How do you teach CBT to children under 12?

This was a difficulty raised in the survey I conducted in the last newsletter.  As you probably know the current recommended age for starting CBT (Cognitive Behavioural Therapy) is about 7 years.  Yet many of the concepts presented are challenging for 7 year olds.  Teaching cognitive strategies to primary aged children always requires patience and lots of simple practice examples to teach the thought feeling connection and using realistic thinking to overcome worries (I work with lots of anxious kids).

Worksheets stepping kids through the process are part of the process of teaching CBT but I also use several games to make the learning fun.

Land of Psymon is the best game I have seen to teach cognitve strategies.  The game is appealing, kids comment it is like Pokemon, and they are keen to try and catch the cards with 'psychological monsters' 

I am really enjoying the resources that I have been purchasing from Therapy Tools, the children are loving the board games and I am finding that it is a more interactive and fun approach for the children to learn and apply CBT skills, the Psymon cards have also proved very popular with adult clients as a way to make identification of irrational thoughts more fun!
Belinda Pike, Psychologist, Queensland

 Other great games to help you teach CBT skills include

Puzzled - problem solving

Use Your I's - assertion

The Feelings Game - CBT

The Stress Management Game - CBT

Solution City - Problem Solving

 

HOW TO GET ADOLESCENTS TALKING

Three essential steps to help create the best environment to help adolescents start talking.

Building rapport with a reluctant teen can have the most experienced therapist feeling under pressure.

One of my colleagues has just ventured into treating adolescents and asked me "How do you do that all the time?" after a particular long session with very little communication from his adolescent patient.  There are never any guarantees when it comes to helping teens to open up but there are some things that will help the process.

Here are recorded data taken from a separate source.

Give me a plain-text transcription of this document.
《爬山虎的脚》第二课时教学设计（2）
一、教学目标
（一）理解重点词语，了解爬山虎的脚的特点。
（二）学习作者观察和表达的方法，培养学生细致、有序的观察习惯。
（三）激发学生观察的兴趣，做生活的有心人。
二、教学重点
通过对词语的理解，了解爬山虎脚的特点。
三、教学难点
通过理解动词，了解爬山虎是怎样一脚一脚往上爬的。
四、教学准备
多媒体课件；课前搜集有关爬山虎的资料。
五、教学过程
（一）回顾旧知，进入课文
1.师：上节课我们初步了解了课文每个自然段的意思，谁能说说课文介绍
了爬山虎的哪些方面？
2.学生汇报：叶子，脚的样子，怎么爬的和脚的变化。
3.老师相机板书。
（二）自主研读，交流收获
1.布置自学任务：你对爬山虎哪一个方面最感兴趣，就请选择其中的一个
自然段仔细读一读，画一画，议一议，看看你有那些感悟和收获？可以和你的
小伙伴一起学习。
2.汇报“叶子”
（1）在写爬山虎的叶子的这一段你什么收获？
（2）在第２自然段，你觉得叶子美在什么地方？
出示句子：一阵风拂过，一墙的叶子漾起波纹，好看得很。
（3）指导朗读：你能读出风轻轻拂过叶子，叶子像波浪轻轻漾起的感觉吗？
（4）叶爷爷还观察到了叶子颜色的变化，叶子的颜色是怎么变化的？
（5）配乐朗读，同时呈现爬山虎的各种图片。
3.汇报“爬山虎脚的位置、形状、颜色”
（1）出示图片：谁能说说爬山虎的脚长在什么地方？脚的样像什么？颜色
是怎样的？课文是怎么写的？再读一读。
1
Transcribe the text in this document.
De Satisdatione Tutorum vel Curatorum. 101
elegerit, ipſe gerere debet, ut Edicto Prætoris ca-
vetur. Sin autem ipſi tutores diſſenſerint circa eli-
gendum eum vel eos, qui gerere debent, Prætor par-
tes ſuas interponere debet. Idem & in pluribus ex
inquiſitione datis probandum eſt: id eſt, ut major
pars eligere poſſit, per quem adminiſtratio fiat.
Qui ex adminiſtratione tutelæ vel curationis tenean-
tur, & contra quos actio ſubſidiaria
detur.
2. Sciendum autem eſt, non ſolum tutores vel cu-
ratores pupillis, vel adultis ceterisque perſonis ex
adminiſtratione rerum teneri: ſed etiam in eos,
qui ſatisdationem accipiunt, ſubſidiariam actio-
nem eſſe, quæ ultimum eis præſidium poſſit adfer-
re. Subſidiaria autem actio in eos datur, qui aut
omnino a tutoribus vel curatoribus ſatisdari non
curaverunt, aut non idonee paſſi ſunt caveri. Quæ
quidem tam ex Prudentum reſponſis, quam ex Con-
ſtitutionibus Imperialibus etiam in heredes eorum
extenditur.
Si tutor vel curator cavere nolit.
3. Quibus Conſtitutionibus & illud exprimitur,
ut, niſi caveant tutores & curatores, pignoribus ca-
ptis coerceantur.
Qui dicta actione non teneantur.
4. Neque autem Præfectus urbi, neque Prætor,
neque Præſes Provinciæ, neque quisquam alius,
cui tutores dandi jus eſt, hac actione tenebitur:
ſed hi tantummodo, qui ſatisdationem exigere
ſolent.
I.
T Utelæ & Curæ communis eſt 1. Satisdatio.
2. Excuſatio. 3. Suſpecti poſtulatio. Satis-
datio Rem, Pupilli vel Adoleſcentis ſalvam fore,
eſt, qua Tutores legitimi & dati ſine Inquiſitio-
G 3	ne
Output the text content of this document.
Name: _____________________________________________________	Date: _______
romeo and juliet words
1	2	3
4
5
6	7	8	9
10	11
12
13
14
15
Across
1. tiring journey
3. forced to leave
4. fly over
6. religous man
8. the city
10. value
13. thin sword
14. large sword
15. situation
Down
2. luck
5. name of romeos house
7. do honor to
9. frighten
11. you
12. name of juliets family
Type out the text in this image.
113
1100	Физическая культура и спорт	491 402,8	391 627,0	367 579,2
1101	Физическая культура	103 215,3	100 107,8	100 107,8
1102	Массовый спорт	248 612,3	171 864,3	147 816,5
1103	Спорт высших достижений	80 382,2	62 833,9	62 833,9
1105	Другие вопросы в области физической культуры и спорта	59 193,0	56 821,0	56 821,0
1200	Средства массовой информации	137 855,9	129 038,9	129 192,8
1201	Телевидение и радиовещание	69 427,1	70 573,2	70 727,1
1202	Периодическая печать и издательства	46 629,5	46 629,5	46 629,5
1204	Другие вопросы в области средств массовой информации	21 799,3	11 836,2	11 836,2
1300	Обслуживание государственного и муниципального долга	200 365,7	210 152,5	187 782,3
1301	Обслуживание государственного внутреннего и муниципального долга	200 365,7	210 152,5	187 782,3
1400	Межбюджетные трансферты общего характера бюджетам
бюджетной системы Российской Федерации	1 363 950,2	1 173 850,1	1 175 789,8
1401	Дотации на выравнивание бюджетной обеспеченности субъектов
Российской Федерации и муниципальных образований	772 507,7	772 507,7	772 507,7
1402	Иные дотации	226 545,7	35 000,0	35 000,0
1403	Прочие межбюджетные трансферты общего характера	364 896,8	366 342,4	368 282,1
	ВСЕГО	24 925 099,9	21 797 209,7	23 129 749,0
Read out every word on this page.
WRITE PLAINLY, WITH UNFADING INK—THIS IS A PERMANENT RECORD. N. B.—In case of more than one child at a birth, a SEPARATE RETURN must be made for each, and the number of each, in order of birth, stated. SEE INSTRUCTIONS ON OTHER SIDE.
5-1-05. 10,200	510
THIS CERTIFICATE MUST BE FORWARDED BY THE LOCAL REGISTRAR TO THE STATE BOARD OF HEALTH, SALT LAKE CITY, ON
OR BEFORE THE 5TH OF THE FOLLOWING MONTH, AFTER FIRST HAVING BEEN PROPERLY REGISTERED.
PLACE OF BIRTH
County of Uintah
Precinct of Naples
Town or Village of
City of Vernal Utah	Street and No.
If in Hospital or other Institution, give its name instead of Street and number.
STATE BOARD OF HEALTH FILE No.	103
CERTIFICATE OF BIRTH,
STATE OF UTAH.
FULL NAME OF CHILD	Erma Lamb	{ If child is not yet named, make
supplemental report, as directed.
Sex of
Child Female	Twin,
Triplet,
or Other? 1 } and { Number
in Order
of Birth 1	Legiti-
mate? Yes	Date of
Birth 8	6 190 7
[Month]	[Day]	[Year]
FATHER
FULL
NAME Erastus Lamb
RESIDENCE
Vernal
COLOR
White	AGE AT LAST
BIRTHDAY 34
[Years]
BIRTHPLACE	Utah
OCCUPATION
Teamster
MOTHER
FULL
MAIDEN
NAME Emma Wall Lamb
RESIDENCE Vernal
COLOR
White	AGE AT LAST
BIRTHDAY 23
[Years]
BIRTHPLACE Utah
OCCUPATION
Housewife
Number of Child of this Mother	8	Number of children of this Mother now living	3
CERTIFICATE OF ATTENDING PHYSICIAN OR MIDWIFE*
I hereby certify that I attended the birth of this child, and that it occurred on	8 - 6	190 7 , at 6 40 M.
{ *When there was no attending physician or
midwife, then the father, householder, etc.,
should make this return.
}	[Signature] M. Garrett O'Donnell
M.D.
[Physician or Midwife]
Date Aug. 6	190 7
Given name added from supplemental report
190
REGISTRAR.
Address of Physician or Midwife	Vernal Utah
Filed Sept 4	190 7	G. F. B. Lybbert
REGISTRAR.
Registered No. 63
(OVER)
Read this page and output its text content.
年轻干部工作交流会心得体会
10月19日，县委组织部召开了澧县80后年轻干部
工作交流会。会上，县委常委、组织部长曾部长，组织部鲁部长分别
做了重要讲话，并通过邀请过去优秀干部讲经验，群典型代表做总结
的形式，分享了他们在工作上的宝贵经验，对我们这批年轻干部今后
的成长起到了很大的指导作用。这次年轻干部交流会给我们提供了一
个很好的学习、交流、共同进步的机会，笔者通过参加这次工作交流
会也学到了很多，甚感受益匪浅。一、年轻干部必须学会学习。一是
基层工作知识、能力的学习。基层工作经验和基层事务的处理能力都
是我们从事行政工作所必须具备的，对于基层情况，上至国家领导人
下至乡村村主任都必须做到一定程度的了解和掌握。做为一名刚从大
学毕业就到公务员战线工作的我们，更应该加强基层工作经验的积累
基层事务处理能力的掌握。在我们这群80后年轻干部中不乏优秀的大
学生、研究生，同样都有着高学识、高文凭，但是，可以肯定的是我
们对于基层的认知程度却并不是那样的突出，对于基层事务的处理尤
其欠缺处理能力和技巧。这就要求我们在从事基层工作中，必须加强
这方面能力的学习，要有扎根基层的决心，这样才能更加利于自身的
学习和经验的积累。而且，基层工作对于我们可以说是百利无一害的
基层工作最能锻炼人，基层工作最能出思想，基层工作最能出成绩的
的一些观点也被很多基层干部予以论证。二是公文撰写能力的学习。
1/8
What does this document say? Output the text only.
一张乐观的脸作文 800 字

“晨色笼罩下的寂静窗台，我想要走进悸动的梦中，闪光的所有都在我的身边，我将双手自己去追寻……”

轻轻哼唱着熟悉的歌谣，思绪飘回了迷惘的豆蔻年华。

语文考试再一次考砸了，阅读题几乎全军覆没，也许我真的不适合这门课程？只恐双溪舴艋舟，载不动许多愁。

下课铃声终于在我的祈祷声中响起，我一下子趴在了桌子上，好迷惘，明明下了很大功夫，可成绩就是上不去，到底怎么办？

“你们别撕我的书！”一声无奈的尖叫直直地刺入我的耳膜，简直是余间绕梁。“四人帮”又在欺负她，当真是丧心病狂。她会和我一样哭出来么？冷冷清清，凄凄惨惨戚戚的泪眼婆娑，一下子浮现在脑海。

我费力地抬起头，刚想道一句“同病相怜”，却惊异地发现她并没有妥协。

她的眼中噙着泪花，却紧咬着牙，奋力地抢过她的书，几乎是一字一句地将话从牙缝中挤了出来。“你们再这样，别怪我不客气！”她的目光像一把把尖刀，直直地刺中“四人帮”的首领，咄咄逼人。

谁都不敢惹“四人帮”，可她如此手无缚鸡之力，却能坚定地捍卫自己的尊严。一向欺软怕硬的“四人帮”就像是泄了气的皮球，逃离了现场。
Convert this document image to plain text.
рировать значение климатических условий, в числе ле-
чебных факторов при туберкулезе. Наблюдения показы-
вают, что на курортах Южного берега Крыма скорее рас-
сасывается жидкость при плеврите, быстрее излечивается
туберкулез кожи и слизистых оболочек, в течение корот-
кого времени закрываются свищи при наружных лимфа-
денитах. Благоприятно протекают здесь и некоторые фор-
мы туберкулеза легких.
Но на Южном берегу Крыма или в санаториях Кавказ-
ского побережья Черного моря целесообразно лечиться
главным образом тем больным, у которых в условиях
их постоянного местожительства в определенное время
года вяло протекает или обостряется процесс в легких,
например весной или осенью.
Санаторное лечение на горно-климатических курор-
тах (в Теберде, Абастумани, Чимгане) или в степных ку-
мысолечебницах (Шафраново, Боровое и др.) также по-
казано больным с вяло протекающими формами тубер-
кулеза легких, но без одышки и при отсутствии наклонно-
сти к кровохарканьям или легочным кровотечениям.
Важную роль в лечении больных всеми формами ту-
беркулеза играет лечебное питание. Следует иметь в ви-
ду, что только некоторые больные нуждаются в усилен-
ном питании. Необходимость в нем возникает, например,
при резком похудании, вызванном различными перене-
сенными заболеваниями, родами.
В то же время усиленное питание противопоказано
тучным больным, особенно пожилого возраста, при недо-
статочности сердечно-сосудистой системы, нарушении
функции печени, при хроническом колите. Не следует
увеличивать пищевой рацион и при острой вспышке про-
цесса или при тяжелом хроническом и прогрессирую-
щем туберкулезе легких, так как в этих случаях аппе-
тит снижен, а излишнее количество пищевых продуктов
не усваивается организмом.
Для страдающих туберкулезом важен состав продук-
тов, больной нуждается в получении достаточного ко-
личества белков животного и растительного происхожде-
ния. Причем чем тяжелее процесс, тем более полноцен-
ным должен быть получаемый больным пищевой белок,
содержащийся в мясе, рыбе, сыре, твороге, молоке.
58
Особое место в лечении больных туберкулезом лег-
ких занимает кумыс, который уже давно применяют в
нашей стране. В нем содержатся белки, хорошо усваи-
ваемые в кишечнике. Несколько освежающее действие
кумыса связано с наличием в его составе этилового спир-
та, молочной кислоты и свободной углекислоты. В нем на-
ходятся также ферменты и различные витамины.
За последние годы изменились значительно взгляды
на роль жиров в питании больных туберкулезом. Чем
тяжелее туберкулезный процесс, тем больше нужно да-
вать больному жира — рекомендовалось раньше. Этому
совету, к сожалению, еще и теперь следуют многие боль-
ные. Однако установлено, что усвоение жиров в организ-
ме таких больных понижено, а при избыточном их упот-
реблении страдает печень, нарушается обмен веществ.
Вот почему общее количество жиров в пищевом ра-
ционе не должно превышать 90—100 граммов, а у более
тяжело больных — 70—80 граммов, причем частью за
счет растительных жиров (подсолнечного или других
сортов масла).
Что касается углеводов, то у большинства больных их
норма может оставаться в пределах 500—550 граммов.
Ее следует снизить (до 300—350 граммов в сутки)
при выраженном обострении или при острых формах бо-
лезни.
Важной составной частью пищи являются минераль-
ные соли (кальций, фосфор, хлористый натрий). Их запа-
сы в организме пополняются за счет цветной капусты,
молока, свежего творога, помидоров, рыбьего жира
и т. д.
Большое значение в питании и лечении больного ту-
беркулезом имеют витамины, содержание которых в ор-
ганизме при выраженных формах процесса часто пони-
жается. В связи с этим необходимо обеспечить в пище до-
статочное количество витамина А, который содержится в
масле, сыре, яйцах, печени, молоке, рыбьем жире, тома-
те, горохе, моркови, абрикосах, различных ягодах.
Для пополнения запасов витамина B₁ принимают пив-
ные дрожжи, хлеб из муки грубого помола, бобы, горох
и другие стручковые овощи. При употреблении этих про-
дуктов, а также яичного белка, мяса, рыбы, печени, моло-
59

Step 1:  Make sure the waiting room has interesting things for adolescents such as age appropriate books and magazines.  If they have to wait for you then items of interest can help them to feel more relaxed.

Step 2:  Check if they want their parent in the room to start or if they want to come in alone.  Giving an adolescent some control over the session can help with building rapport.  

Step 3:  Acknowledge that it wasn't their choice to come along.  Questions such as "Why do you think mum and dad have dragged you in to see me?' is better than asking about their problem.  

The above informatin is a very basic example of some steps used in rapport building.  Even though we promote games, I would always use them with caution when starting out with an adolescent.